One of the things that make Year 2 in birding great is seeing returning migrants. And I was really happy to get views of the Rough-legged Hawk last week at Hartlen Point who comes to Nova Scotia for the winter. Not too many years ago homes had field guides and Robie Tufts books full of handwritten notes and dates with the birds seen each year. And the old ways of doing things should never be forgotten in my opinion.
The winter has not been cold enough to be locked up reading books, but I digress. Every advanced birding book will tell you that you can’t look at a photo of a bird and go in the field looking for it. Birding does not work like that. You need to learn the shape of birds, their features, plumages, behavior, and preferred habitats. I can’t argue the convenience of posting a photo to an online group and having it immediately identified, but I am learning way more since I decided to advance my own skills and make my own efforts.
My notes are not handwritten but they are still being written, much of which I share here in the interest of encouraging others. And eBird tracks all my sightings and logs them as parts of their “citizen science” project.
So armed with a wealth of digital information and books as a new birder I feel fortunate to have so much available to me. Fortunate is also how I feel that other birders will share their knowledge in the field. A group of us went to the valley last week primarily to enjoy the sunshine and exchange ideas, but also to find the Eastern Towhee that had been hanging about.
I found a great article a while ago about birding photography and letting the birds come to you which reiterated what I’ve already figured out. You have to learn the birds, study the birds, and once you know their behavior you can get their photographs. As a newer birder I’ve many times photographed an uncommon bird not knowing what it is at the time but there is little satisfaction in that for me. That being said my “snap everything” approach landed me a photo of a Broad-winged Hawk which is uncommon in Nova Scotia at this time of the year. The people I was with knew it was something other than a Red-tailed Hawk but I was completely unaware and just shot it and moved on to other things. The after study will help me to recognize one down the road though, perhaps this summer when they are more commonly around.
There is a joy in recognizing the bird and happening upon it naturally and nabbing the photo. Or getting better photos of birds the second time round. And third and fourth, you get the picture.

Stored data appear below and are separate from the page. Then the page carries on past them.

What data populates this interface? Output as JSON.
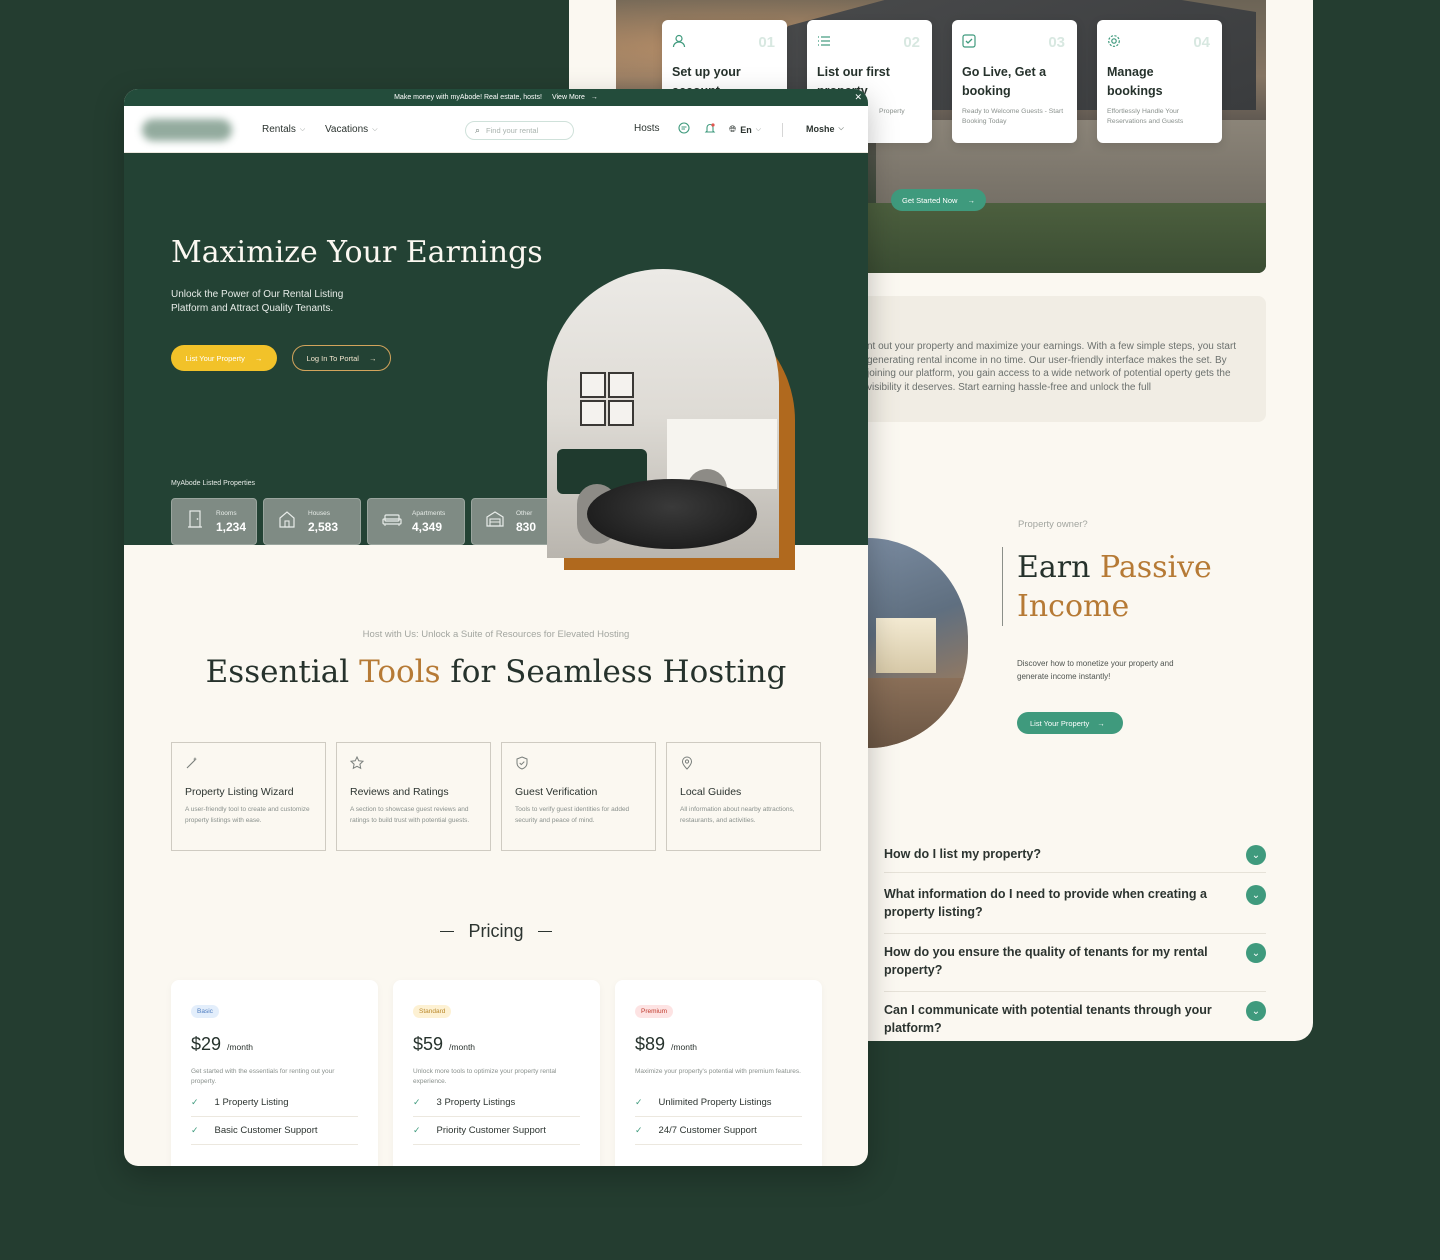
{
  "steps": [
    {
      "num": "01",
      "title": "Set up your account",
      "desc": "",
      "icon": "user-icon"
    },
    {
      "num": "02",
      "title": "List our first property",
      "desc": "Property",
      "icon": "list-icon"
    },
    {
      "num": "03",
      "title": "Go Live, Get a booking",
      "desc": "Ready to Welcome Guests - Start Booking Today",
      "icon": "check-square-icon"
    },
    {
      "num": "04",
      "title": "Manage bookings",
      "desc": "Effortlessly Handle Your Reservations and Guests",
      "icon": "gear-icon"
    }
  ],
  "get_started": "Get Started Now",
  "about_text": "nt out your property and maximize your earnings. With a few simple steps, you start generating rental income in no time. Our user-friendly interface makes the set. By joining our platform, you gain access to a wide network of potential operty gets the visibility it deserves. Start earning hassle-free and unlock the full",
  "owner": {
    "kicker": "Property owner?",
    "title_a": "Earn ",
    "title_b": "Passive",
    "title_c": "Income",
    "desc": "Discover how to monetize your property and generate income instantly!",
    "button": "List Your Property"
  },
  "faq": [
    "How do I list my property?",
    "What information do I need to provide when creating a property listing?",
    "How do you ensure the quality of tenants for my rental property?",
    "Can I communicate with potential tenants through your platform?"
  ],
  "promo": {
    "text": "Make money with myAbode! Real estate, hosts!",
    "link": "View More"
  },
  "nav": {
    "rentals": "Rentals",
    "vacations": "Vacations",
    "search_placeholder": "Find your rental",
    "hosts": "Hosts",
    "language": "En",
    "user": "Moshe"
  },
  "hero": {
    "title": "Maximize Your Earnings",
    "subtitle": "Unlock the Power of Our Rental Listing Platform and Attract Quality Tenants.",
    "btn_primary": "List Your Property",
    "btn_secondary": "Log In To Portal",
    "listed_label": "MyAbode Listed Properties",
    "stats": [
      {
        "label": "Rooms",
        "value": "1,234",
        "icon": "door-icon"
      },
      {
        "label": "Houses",
        "value": "2,583",
        "icon": "house-icon"
      },
      {
        "label": "Apartments",
        "value": "4,349",
        "icon": "sofa-icon"
      },
      {
        "label": "Other",
        "value": "830",
        "icon": "garage-icon"
      }
    ]
  },
  "tools": {
    "kicker": "Host with Us: Unlock a Suite of Resources for Elevated Hosting",
    "title_a": "Essential ",
    "title_b": "Tools",
    "title_c": " for Seamless Hosting",
    "cards": [
      {
        "title": "Property Listing Wizard",
        "desc": "A user-friendly tool to create and customize property listings with ease.",
        "icon": "magic-wand-icon"
      },
      {
        "title": "Reviews and Ratings",
        "desc": "A section to showcase guest reviews and ratings to build trust with potential guests.",
        "icon": "star-icon"
      },
      {
        "title": "Guest Verification",
        "desc": "Tools to verify guest identities for added security and peace of mind.",
        "icon": "shield-check-icon"
      },
      {
        "title": "Local Guides",
        "desc": "All information about nearby attractions, restaurants, and activities.",
        "icon": "map-pin-icon"
      }
    ]
  },
  "pricing": {
    "title": "Pricing",
    "plans": [
      {
        "tier": "Basic",
        "price": "$29",
        "per": "/month",
        "desc": "Get started with the essentials for renting out your property.",
        "features": [
          "1 Property Listing",
          "Basic Customer Support"
        ]
      },
      {
        "tier": "Standard",
        "price": "$59",
        "per": "/month",
        "desc": "Unlock more tools to optimize your property rental experience.",
        "features": [
          "3 Property Listings",
          "Priority Customer Support"
        ]
      },
      {
        "tier": "Premium",
        "price": "$89",
        "per": "/month",
        "desc": "Maximize your property's potential with premium features.",
        "features": [
          "Unlimited Property Listings",
          "24/7 Customer Support"
        ]
      }
    ]
  },
  "colors": {
    "brand_green": "#234234",
    "accent_teal": "#3f9a7d",
    "accent_gold": "#b67a35",
    "accent_yellow": "#f2c229"
  }
}
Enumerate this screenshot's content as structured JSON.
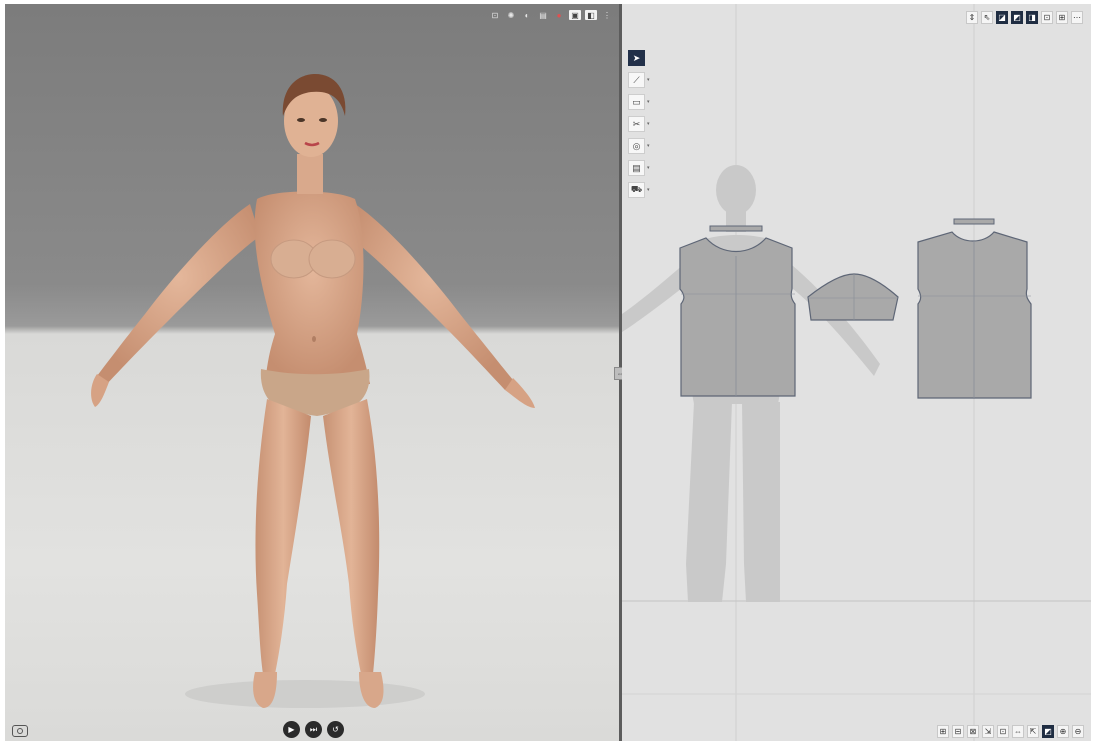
{
  "viewport3d": {
    "toolbar_icons": [
      "grid-icon",
      "light-icon",
      "display-icon",
      "texture-icon",
      "color-icon",
      "avatar-visibility-icon",
      "garment-visibility-icon",
      "more-icon"
    ],
    "playback": {
      "play_icon": "▶",
      "step_icon": "⏭",
      "reset_icon": "↺"
    },
    "camera_icon": "camera-icon"
  },
  "divider_handle": "⇔",
  "pattern2d": {
    "top_toolbar": [
      {
        "icon": "⇕",
        "name": "zoom-fit-icon",
        "active": false
      },
      {
        "icon": "⇖",
        "name": "select-mesh-icon",
        "active": false
      },
      {
        "icon": "◪",
        "name": "avatar-silhouette-icon",
        "active": true
      },
      {
        "icon": "◩",
        "name": "pattern-fill-icon",
        "active": true
      },
      {
        "icon": "◨",
        "name": "grid-display-icon",
        "active": true
      },
      {
        "icon": "⊡",
        "name": "arrangement-icon",
        "active": false
      },
      {
        "icon": "⊞",
        "name": "layout-icon",
        "active": false
      },
      {
        "icon": "⋯",
        "name": "more-options-icon",
        "active": false
      }
    ],
    "tools": [
      {
        "icon": "➤",
        "name": "select-tool-icon",
        "active": true,
        "has_menu": false
      },
      {
        "icon": "⟋",
        "name": "line-tool-icon",
        "active": false,
        "has_menu": true
      },
      {
        "icon": "▭",
        "name": "rectangle-tool-icon",
        "active": false,
        "has_menu": true
      },
      {
        "icon": "✂",
        "name": "sewing-tool-icon",
        "active": false,
        "has_menu": true
      },
      {
        "icon": "◎",
        "name": "circle-tool-icon",
        "active": false,
        "has_menu": true
      },
      {
        "icon": "▤",
        "name": "pleat-tool-icon",
        "active": false,
        "has_menu": true
      },
      {
        "icon": "⛟",
        "name": "button-tool-icon",
        "active": false,
        "has_menu": true
      }
    ],
    "bottom_toolbar": [
      {
        "icon": "⊞",
        "name": "pattern-grid-icon",
        "active": false
      },
      {
        "icon": "⊟",
        "name": "pattern-layout-icon",
        "active": false
      },
      {
        "icon": "⊠",
        "name": "pattern-fit-icon",
        "active": false
      },
      {
        "icon": "⇲",
        "name": "pattern-scale-icon",
        "active": false
      },
      {
        "icon": "⊡",
        "name": "pattern-center-icon",
        "active": false
      },
      {
        "icon": "⇔",
        "name": "pattern-mirror-icon",
        "active": false
      },
      {
        "icon": "⇱",
        "name": "pattern-move-icon",
        "active": false
      },
      {
        "icon": "◩",
        "name": "pattern-view-icon",
        "active": true
      },
      {
        "icon": "⊕",
        "name": "zoom-in-icon",
        "active": false
      },
      {
        "icon": "⊖",
        "name": "zoom-out-icon",
        "active": false
      }
    ],
    "status_text": "",
    "colors": {
      "pattern_fill": "#a9a9a9",
      "pattern_stroke": "#5e6676",
      "avatar_silhouette": "#c9c9c9",
      "grid_line": "#cfcfcf"
    }
  },
  "colors": {
    "active_tool": "#223049",
    "skin": "#d9a98c",
    "underwear": "#c9a689"
  }
}
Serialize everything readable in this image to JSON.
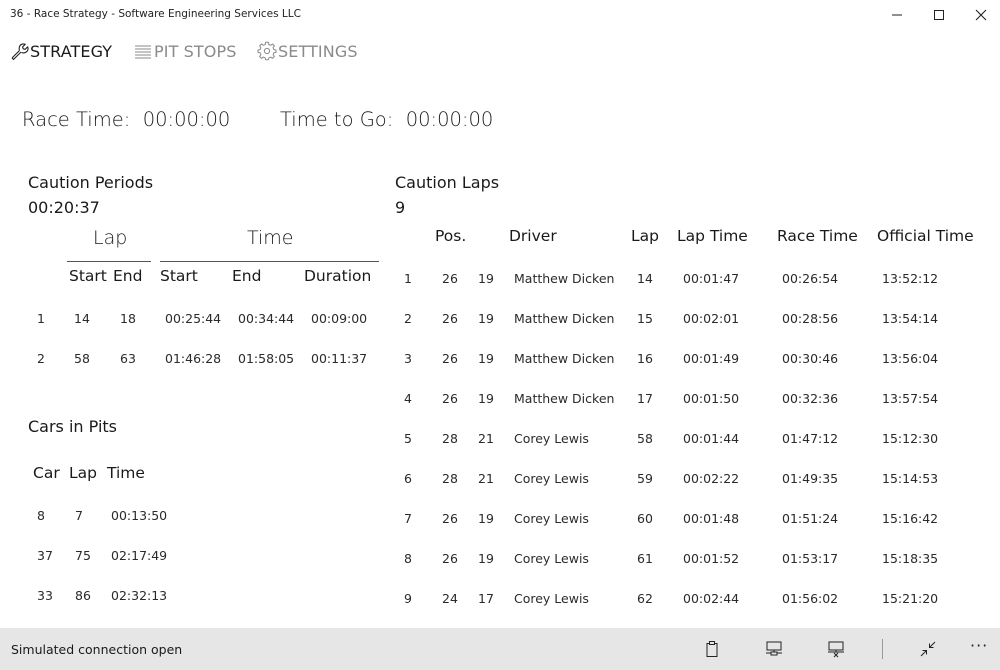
{
  "app": {
    "title": "36 - Race Strategy - Software Engineering Services LLC"
  },
  "nav": {
    "strategy": "STRATEGY",
    "pit_stops": "PIT STOPS",
    "settings": "SETTINGS"
  },
  "race": {
    "race_time_label": "Race Time:",
    "race_time_value": "00:00:00",
    "time_to_go_label": "Time to Go:",
    "time_to_go_value": "00:00:00"
  },
  "caution_periods": {
    "title": "Caution Periods",
    "total": "00:20:37",
    "group_lap": "Lap",
    "group_time": "Time",
    "headers": [
      "Start",
      "End",
      "Start",
      "End",
      "Duration"
    ],
    "rows": [
      [
        "1",
        "14",
        "18",
        "00:25:44",
        "00:34:44",
        "00:09:00"
      ],
      [
        "2",
        "58",
        "63",
        "01:46:28",
        "01:58:05",
        "00:11:37"
      ]
    ]
  },
  "cars_in_pits": {
    "title": "Cars in Pits",
    "headers": [
      "Car",
      "Lap",
      "Time"
    ],
    "rows": [
      [
        "8",
        "7",
        "00:13:50"
      ],
      [
        "37",
        "75",
        "02:17:49"
      ],
      [
        "33",
        "86",
        "02:32:13"
      ]
    ]
  },
  "caution_laps": {
    "title": "Caution Laps",
    "count": "9",
    "headers": [
      "Pos.",
      "Driver",
      "Lap",
      "Lap Time",
      "Race Time",
      "Official Time"
    ],
    "rows": [
      [
        "1",
        "26",
        "19",
        "Matthew Dicken",
        "14",
        "00:01:47",
        "00:26:54",
        "13:52:12"
      ],
      [
        "2",
        "26",
        "19",
        "Matthew Dicken",
        "15",
        "00:02:01",
        "00:28:56",
        "13:54:14"
      ],
      [
        "3",
        "26",
        "19",
        "Matthew Dicken",
        "16",
        "00:01:49",
        "00:30:46",
        "13:56:04"
      ],
      [
        "4",
        "26",
        "19",
        "Matthew Dicken",
        "17",
        "00:01:50",
        "00:32:36",
        "13:57:54"
      ],
      [
        "5",
        "28",
        "21",
        "Corey Lewis",
        "58",
        "00:01:44",
        "01:47:12",
        "15:12:30"
      ],
      [
        "6",
        "28",
        "21",
        "Corey Lewis",
        "59",
        "00:02:22",
        "01:49:35",
        "15:14:53"
      ],
      [
        "7",
        "26",
        "19",
        "Corey Lewis",
        "60",
        "00:01:48",
        "01:51:24",
        "15:16:42"
      ],
      [
        "8",
        "26",
        "19",
        "Corey Lewis",
        "61",
        "00:01:52",
        "01:53:17",
        "15:18:35"
      ],
      [
        "9",
        "24",
        "17",
        "Corey Lewis",
        "62",
        "00:02:44",
        "01:56:02",
        "15:21:20"
      ]
    ]
  },
  "status": {
    "text": "Simulated connection open",
    "more": "···"
  }
}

And I got the picture of the Towhee. It was my first in Nova Scotia but my 3rd sighting as I’ve seen them in Maine and because of that I was able to spot the bird in the bushes and anticipate his behavior. My first 2 attempts to photograph a Towhee were photos of bramble and the reward is this clear photo.
And so it was also this February that I found a large group of Black-headed Gulls in the same place I first saw them last winter and realized with a big smile on my face that they come every year to this spot. This year I didn’t photograph them and go home later and study photos on the internet and field guides trying to figure out which of the “little gulls” they were, I knew right away. This year I was able to recognize 3 different plumages, and enjoy their noisy calls and antics.